Shimura, the young dancer who is the hero of the book, is sometimes in love with Komako, and sometimes unknowingly reveals his admiration for Yoko. In fact, there are not many appearances of Yoko in the book, but always haunted Shimura, why? The reason is that Yoko embodies an unspeakable mysterious beauty, which is also the beauty of traditional Japanese culture.
At the beginning of the novel, in the snowy dusk, Shimamura takes a train to the snowy country and is bored by the window when he suddenly finds a girl’s eyes reflected in the window glass, and that is the first time he sees Yoko.
A woman’s charm lies not in beauty but in mystery in the first place. Why do most men in love like women with long, flowing hair? The long black hair is like a black veil that covers half of the woman’s face and arouses the man’s desire to explore and discover. The most important thing that many men fear is that the woman will cut off her long hair after marriage, gain weight, complain about the rambling and stop working.
In the eyes of men, women are always mysterious, strange, and always unexpected, like cats, like foxes, or else beautiful and enchanting women are called vixens.

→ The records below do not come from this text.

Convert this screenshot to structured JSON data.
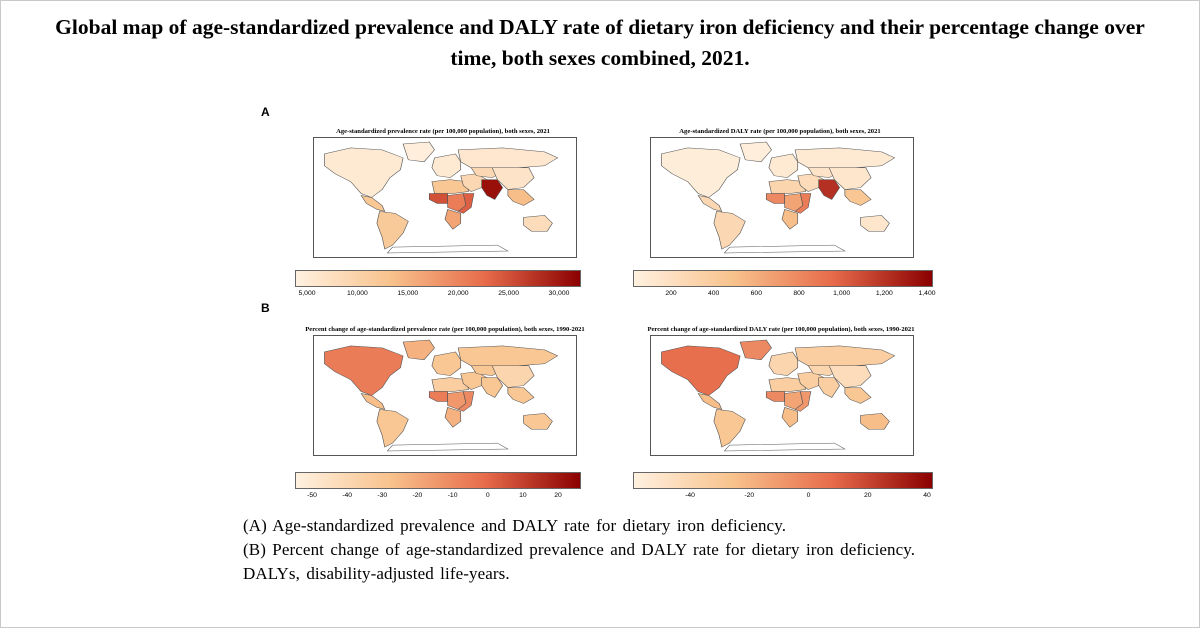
{
  "title": "Global map of age-standardized prevalence and DALY rate of dietary iron deficiency and their percentage change over time, both sexes combined, 2021.",
  "panels": [
    {
      "letter": "A",
      "maps": [
        {
          "title": "Age-standardized prevalence rate (per 100,000 population), both sexes, 2021",
          "scale": [
            "#fff1e0",
            "#f8c28c",
            "#e76b4b",
            "#8b0000"
          ],
          "ticks": [
            "5,000",
            "10,000",
            "15,000",
            "20,000",
            "25,000",
            "30,000"
          ],
          "levels": {
            "northAmerica": 0.05,
            "centralAmerica": 0.3,
            "southAmerica": 0.28,
            "europe": 0.05,
            "russia": 0.07,
            "westAfrica": 0.75,
            "centralAfrica": 0.6,
            "eastAfrica": 0.7,
            "southernAfrica": 0.45,
            "northAfrica": 0.3,
            "middleEast": 0.18,
            "southAsia": 0.95,
            "centralAsia": 0.18,
            "china": 0.1,
            "southeastAsia": 0.35,
            "oceania": 0.15,
            "greenland": 0.02,
            "antarctica": 0.0
          }
        },
        {
          "title": "Age-standardized DALY rate (per 100,000 population), both sexes, 2021",
          "scale": [
            "#fff1e0",
            "#f8c28c",
            "#e76b4b",
            "#8b0000"
          ],
          "ticks": [
            "200",
            "400",
            "600",
            "800",
            "1,000",
            "1,200",
            "1,400"
          ],
          "levels": {
            "northAmerica": 0.03,
            "centralAmerica": 0.18,
            "southAmerica": 0.18,
            "europe": 0.05,
            "russia": 0.05,
            "westAfrica": 0.55,
            "centralAfrica": 0.45,
            "eastAfrica": 0.6,
            "southernAfrica": 0.35,
            "northAfrica": 0.2,
            "middleEast": 0.15,
            "southAsia": 0.85,
            "centralAsia": 0.1,
            "china": 0.08,
            "southeastAsia": 0.3,
            "oceania": 0.08,
            "greenland": 0.02,
            "antarctica": 0.0
          }
        }
      ]
    },
    {
      "letter": "B",
      "maps": [
        {
          "title": "Percent change of age-standardized prevalence rate (per 100,000 population), both sexes, 1990-2021",
          "scale": [
            "#fff1e0",
            "#f8c28c",
            "#e76b4b",
            "#8b0000"
          ],
          "ticks": [
            "-50",
            "-40",
            "-30",
            "-20",
            "-10",
            "0",
            "10",
            "20"
          ],
          "levels": {
            "northAmerica": 0.6,
            "centralAmerica": 0.35,
            "southAmerica": 0.3,
            "europe": 0.3,
            "russia": 0.3,
            "westAfrica": 0.6,
            "centralAfrica": 0.5,
            "eastAfrica": 0.55,
            "southernAfrica": 0.4,
            "northAfrica": 0.25,
            "middleEast": 0.3,
            "southAsia": 0.3,
            "centralAsia": 0.3,
            "china": 0.2,
            "southeastAsia": 0.3,
            "oceania": 0.3,
            "greenland": 0.4,
            "antarctica": 0.0
          }
        },
        {
          "title": "Percent change of age-standardized DALY rate (per 100,000 population), both sexes, 1990-2021",
          "scale": [
            "#fff1e0",
            "#f8c28c",
            "#e76b4b",
            "#8b0000"
          ],
          "ticks": [
            "-40",
            "-20",
            "0",
            "20",
            "40"
          ],
          "levels": {
            "northAmerica": 0.65,
            "centralAmerica": 0.35,
            "southAmerica": 0.3,
            "europe": 0.2,
            "russia": 0.25,
            "westAfrica": 0.55,
            "centralAfrica": 0.45,
            "eastAfrica": 0.5,
            "southernAfrica": 0.35,
            "northAfrica": 0.25,
            "middleEast": 0.25,
            "southAsia": 0.25,
            "centralAsia": 0.2,
            "china": 0.15,
            "southeastAsia": 0.3,
            "oceania": 0.35,
            "greenland": 0.55,
            "antarctica": 0.0
          }
        }
      ]
    }
  ],
  "caption": [
    "(A) Age-standardized prevalence and DALY rate for dietary iron deficiency.",
    "(B) Percent change of age-standardized prevalence and DALY rate for dietary iron deficiency.",
    "DALYs, disability-adjusted life-years."
  ]
}
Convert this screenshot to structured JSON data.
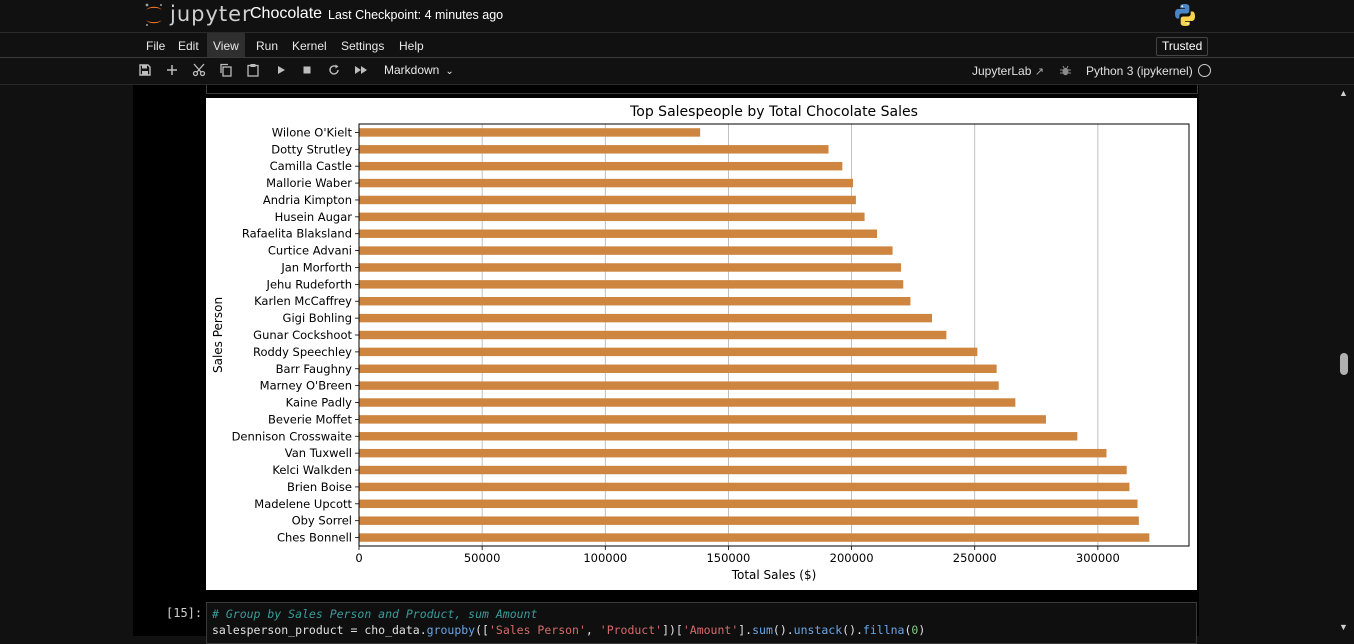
{
  "header": {
    "brand": "jupyter",
    "notebook_title": "Chocolate",
    "checkpoint": "Last Checkpoint: 4 minutes ago"
  },
  "menu": {
    "items": [
      "File",
      "Edit",
      "View",
      "Run",
      "Kernel",
      "Settings",
      "Help"
    ],
    "active": "View",
    "trusted": "Trusted"
  },
  "toolbar": {
    "cell_type": "Markdown",
    "jupyterlab": "JupyterLab",
    "kernel": "Python 3 (ipykernel)",
    "icons": [
      "save-icon",
      "add-icon",
      "cut-icon",
      "copy-icon",
      "paste-icon",
      "run-icon",
      "stop-icon",
      "restart-icon",
      "run-all-icon"
    ]
  },
  "next_cell": {
    "prompt": "[15]:",
    "comment": "# Group by Sales Person and Product, sum Amount",
    "code": [
      {
        "t": "salesperson_product = cho_data.",
        "c": ""
      },
      {
        "t": "groupby",
        "c": "fn"
      },
      {
        "t": "([",
        "c": ""
      },
      {
        "t": "'Sales Person'",
        "c": "str"
      },
      {
        "t": ", ",
        "c": ""
      },
      {
        "t": "'Product'",
        "c": "str"
      },
      {
        "t": "])[",
        "c": ""
      },
      {
        "t": "'Amount'",
        "c": "str"
      },
      {
        "t": "].",
        "c": ""
      },
      {
        "t": "sum",
        "c": "fn"
      },
      {
        "t": "().",
        "c": ""
      },
      {
        "t": "unstack",
        "c": "fn"
      },
      {
        "t": "().",
        "c": ""
      },
      {
        "t": "fillna",
        "c": "fn"
      },
      {
        "t": "(",
        "c": ""
      },
      {
        "t": "0",
        "c": "num"
      },
      {
        "t": ")",
        "c": ""
      }
    ]
  },
  "colors": {
    "bar": "#cd853f",
    "accent": "#f37626"
  },
  "chart_data": {
    "type": "bar",
    "orientation": "horizontal",
    "title": "Top Salespeople by Total Chocolate Sales",
    "xlabel": "Total Sales ($)",
    "ylabel": "Sales Person",
    "xlim": [
      0,
      337000
    ],
    "xticks": [
      0,
      50000,
      100000,
      150000,
      200000,
      250000,
      300000
    ],
    "grid": "vertical",
    "categories": [
      "Ches Bonnell",
      "Oby Sorrel",
      "Madelene Upcott",
      "Brien Boise",
      "Kelci Walkden",
      "Van Tuxwell",
      "Dennison Crosswaite",
      "Beverie Moffet",
      "Kaine Padly",
      "Marney O'Breen",
      "Barr Faughny",
      "Roddy Speechley",
      "Gunar Cockshoot",
      "Gigi Bohling",
      "Karlen McCaffrey",
      "Jehu Rudeforth",
      "Jan Morforth",
      "Curtice Advani",
      "Rafaelita Blaksland",
      "Husein Augar",
      "Andria Kimpton",
      "Mallorie Waber",
      "Camilla Castle",
      "Dotty Strutley",
      "Wilone O'Kielt"
    ],
    "values": [
      320901,
      316645,
      316099,
      312816,
      311710,
      303506,
      291669,
      278922,
      266490,
      259742,
      258900,
      251062,
      238483,
      232666,
      223895,
      220976,
      220081,
      216642,
      210336,
      205275,
      201747,
      200592,
      196245,
      190624,
      138523
    ]
  }
}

This difference has also caused the prevalence of contradictory emotions in men towards women: on the one hand, men are afraid that his power will be seized by women, afraid that his wealth will be taken away by women, afraid that the mystery and enchantment of women is like a bottomless abyss that swallows him up, which is highlighted by the fact that most of the heroes and heroines under the ancient Chinese writers were “sexless and lustless”. “
Because danger means challenge and excitement, and you can’t get a tiger’s son without entering a tiger’s den. Two women were chased by a group of demons and were desperate when they met the goddess, who asked them to reveal their shy parts, and they did, scaring the demons away. The story has been passed down to this day, and it is clear that in both Chinese and Japanese cultures, the most mysterious parts of women are infinitely more lethal.
This is also in line with Freud’s analysis of why men can’t help but fall in love with “dangerous bad women” in his book “The Psychology of Love”.